Performance Improvement CME has become all the rage in the world of continuing medical education. Otherwise known as PI CME, it is being touted by the AMA as the next big thing in medical education. You can read an AMA white paper about it here.
Not all medical specialty organizations actually require that physicians complete PI CME, but they are moving toward this. The American Board of Psychiatry and Neurology now requires something similar, which they call "self-assessment" CME, and it requires a robust program of medical learning to doctors, along with a minimum of 100 CME questions. There's more to it than that--I had to learn about it in order to get Carlat Publishing approved for it.
It's fine with me, thought it is another annoying hurdle for CME providers and for doctors, but maybe in the end it will force doctors to keep their knowledge more up to date. The problem is that there are no regulations regarding who can support these new and elaborate programs. Obviously, as you can see from the screen shot above, or by following this link, Medscape is already exploiting commercial funding. This is a PI CME program called "Diagnosis and Treatment of Major Depression: Performance Improvement." It is funded by Eli Lilly, maker of the antidepressant Cymbalta. I haven't gone through the program yet, but I'm willing to bet that there will be a lot talk about pain in depression.
I hope someone out there can investigate this Lilly/Medscape joint endeavor to see whether it is biased or unbiased. Let me know your thoughts!
6 comments:
Just doing it, thinking it's required for something though not sure what. It seems that TALKING and LISTENING are worthless - only standardized scales are good.
Maybe not supposed to copy answers, so far it seems to be pushing rating scales, along with the usual one size fits all psychiatric dogma. No overt pushing of medications so far, but rating scales are to me so wrong that it's just another form of indoctrination into the machine. They are closely tied of course to bio-psychiatry.
That's my take on the first part.
Pacific psych--thanks for slogging through the first part. I'm not surprised that they push rating scales. Not that there's anything inherently wrong with them, many psychiatrists use them to help guide their treatment. Personally, I have not found them useful, since I ask the relevant questions during the interview. I suspect that the industry funded PI activities will tend to push scales because they want to make sure that an "official" major depressive disorder gets diagnosed. Often, the scales will spit out a positive diagnosis, but the severity and the treatment implications are unclear. A Lilly-funded activity will likely highlight studies endorsing a menu-driven approach, ie., if the score is X, use medications or therapy, and there will be lengthy descriptions of medications, with a lot of Cymbalta-friendly advice mixed in. Just guessing!
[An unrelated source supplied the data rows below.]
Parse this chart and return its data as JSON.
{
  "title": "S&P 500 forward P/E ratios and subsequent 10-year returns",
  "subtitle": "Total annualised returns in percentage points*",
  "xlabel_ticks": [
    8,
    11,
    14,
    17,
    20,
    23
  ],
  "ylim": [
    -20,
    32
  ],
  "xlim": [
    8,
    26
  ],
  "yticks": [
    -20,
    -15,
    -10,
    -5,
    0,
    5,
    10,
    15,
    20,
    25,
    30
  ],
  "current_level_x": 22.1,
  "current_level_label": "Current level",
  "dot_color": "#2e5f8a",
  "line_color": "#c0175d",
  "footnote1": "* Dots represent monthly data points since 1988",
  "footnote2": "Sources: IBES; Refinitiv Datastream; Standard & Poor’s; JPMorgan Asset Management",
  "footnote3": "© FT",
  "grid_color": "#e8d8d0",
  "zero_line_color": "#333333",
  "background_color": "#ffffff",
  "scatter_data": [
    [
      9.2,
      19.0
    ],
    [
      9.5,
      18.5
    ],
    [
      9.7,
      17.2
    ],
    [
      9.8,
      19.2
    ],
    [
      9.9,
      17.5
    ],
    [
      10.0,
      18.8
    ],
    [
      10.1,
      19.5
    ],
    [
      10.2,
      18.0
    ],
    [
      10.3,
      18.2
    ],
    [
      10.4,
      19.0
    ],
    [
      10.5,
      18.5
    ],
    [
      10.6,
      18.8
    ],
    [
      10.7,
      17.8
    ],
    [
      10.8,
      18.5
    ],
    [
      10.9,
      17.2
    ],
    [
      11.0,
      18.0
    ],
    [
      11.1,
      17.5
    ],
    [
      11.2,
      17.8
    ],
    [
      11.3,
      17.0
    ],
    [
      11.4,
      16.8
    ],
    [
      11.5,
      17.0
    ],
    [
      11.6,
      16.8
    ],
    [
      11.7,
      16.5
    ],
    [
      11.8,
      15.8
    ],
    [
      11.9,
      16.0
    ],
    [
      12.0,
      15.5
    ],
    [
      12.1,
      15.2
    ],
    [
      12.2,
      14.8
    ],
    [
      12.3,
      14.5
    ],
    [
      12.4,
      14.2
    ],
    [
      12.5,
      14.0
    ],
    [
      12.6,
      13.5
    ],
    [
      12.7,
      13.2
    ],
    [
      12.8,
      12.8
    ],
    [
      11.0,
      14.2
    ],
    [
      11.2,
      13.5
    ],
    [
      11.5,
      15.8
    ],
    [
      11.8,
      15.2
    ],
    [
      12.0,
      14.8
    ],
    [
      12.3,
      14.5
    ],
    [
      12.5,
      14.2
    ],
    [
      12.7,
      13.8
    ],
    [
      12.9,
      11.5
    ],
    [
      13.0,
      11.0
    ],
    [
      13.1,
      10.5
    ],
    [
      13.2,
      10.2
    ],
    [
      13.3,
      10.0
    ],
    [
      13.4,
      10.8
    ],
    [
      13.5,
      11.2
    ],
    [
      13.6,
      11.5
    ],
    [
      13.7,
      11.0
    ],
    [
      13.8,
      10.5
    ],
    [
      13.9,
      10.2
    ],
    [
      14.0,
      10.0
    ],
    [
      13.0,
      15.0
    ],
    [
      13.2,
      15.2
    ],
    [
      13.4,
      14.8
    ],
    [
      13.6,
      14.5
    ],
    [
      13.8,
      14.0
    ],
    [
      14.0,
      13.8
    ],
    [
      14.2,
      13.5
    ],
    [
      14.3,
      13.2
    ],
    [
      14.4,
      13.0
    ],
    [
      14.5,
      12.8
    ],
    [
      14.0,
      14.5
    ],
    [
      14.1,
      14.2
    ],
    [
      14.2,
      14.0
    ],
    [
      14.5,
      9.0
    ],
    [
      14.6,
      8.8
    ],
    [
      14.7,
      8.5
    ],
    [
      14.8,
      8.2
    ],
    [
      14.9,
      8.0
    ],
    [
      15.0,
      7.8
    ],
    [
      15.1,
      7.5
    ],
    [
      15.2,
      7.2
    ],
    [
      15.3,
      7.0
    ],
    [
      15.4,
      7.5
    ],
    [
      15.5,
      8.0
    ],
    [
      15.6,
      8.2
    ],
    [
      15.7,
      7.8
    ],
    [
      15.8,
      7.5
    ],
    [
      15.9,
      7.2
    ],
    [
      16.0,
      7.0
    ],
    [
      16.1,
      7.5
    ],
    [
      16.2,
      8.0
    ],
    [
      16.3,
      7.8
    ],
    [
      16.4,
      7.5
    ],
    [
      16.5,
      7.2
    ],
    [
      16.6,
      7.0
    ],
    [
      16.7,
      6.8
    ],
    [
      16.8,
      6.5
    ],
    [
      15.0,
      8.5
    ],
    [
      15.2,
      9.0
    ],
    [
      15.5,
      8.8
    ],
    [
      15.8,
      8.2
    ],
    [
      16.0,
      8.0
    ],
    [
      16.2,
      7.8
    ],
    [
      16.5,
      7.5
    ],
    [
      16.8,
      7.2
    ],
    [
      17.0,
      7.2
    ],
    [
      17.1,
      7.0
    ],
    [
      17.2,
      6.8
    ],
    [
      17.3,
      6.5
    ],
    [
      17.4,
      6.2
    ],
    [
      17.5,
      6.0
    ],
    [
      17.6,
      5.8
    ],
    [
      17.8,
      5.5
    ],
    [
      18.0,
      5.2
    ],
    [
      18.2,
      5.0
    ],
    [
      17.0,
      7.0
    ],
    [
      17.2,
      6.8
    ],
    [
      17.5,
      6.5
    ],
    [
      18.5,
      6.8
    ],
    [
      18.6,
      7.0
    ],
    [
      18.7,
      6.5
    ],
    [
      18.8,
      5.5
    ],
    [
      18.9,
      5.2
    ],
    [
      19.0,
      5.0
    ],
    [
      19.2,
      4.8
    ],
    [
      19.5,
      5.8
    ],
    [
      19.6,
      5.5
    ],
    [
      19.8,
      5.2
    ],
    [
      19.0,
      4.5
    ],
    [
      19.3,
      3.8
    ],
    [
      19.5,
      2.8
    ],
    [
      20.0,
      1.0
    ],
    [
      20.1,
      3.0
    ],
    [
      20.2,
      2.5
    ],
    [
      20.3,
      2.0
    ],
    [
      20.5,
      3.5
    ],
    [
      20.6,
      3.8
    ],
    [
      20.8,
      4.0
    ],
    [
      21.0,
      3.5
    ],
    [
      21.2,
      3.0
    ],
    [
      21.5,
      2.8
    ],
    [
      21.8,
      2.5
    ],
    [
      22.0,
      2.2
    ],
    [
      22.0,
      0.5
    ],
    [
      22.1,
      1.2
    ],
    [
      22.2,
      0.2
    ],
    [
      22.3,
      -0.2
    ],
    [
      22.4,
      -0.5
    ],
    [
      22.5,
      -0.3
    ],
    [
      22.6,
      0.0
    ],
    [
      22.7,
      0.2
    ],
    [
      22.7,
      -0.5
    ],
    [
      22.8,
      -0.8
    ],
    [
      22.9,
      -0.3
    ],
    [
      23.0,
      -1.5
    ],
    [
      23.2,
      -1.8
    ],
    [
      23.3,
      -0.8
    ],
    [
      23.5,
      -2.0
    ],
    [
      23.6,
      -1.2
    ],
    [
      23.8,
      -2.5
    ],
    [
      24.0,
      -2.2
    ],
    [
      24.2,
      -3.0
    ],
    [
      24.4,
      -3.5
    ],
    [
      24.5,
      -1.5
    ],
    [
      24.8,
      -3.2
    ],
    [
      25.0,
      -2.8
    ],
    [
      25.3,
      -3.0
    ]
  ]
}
The bias is still heavily weighted towards meds. One of the questions was along the lines of"
"For patients with MILD depression what is the best initial treatment recommendation:
1. Psychotherapy alone
2. Antidepressant alone
3. Either psychotherapy or an antidepressant
4. Both psychotherapy and an antidepressant"
I feel the best initial option is Psychotherapy alone (and if that fails, then meds)...but the "best" option according to the program was either meds or talk therapy.
Actually there was no mention of cymbalta. Or pain. And to my surprise the 'correct' answer for how to treat moderate depression was medications OR psychotherapy.
To say it was reductionistic and promoted a one size fits all is an understatement. There was one question whose answers which went something like:
1) I use rating scales every session to evaluate severity.
2) I do nothing.
There was a third option which I can't remember, but it was not a reasonable option. So it's rating scales or nothing.
Since we know Pharma doesn't do anything for the good of mankind, there must be a reason for them to fund this. Your point about menu driven was very true. But there was no overt marketing here of drugs at all.
David Healy has explained very well the marketing of illness, for example depression in Japan, as a way to create a need for medications. We don't need to talk about Bipolar, do we. We know that marketing can be devious and subtle. This activity promoted a one size fits all, I guess that's it. Or to put it differently, it surprisingly didn't promote a humanistic, deep, complex view of suffering and treatment. /sarcasm. If there are more ties between Eli Lilly and rating scales I don't know about them.
This Forest Labs and debarment issue should be a story being covered by health care sites, especially here with the issue involving inproprieties with Lexapro.
You worry about CMEs being manipulated by big pharma? How about Obamacare manipulating who participates in this disgusting legislation that will ruin psychiatry?
Not by drug issues, but sheer control over who practices and what interventions can be used. This is the story that is now coming to attention.
Maybe the CME giving doctors tips about how to manipulate patients into staying on antidepressants unnecessarily for years -- "maintenance" -- has topped out in returns.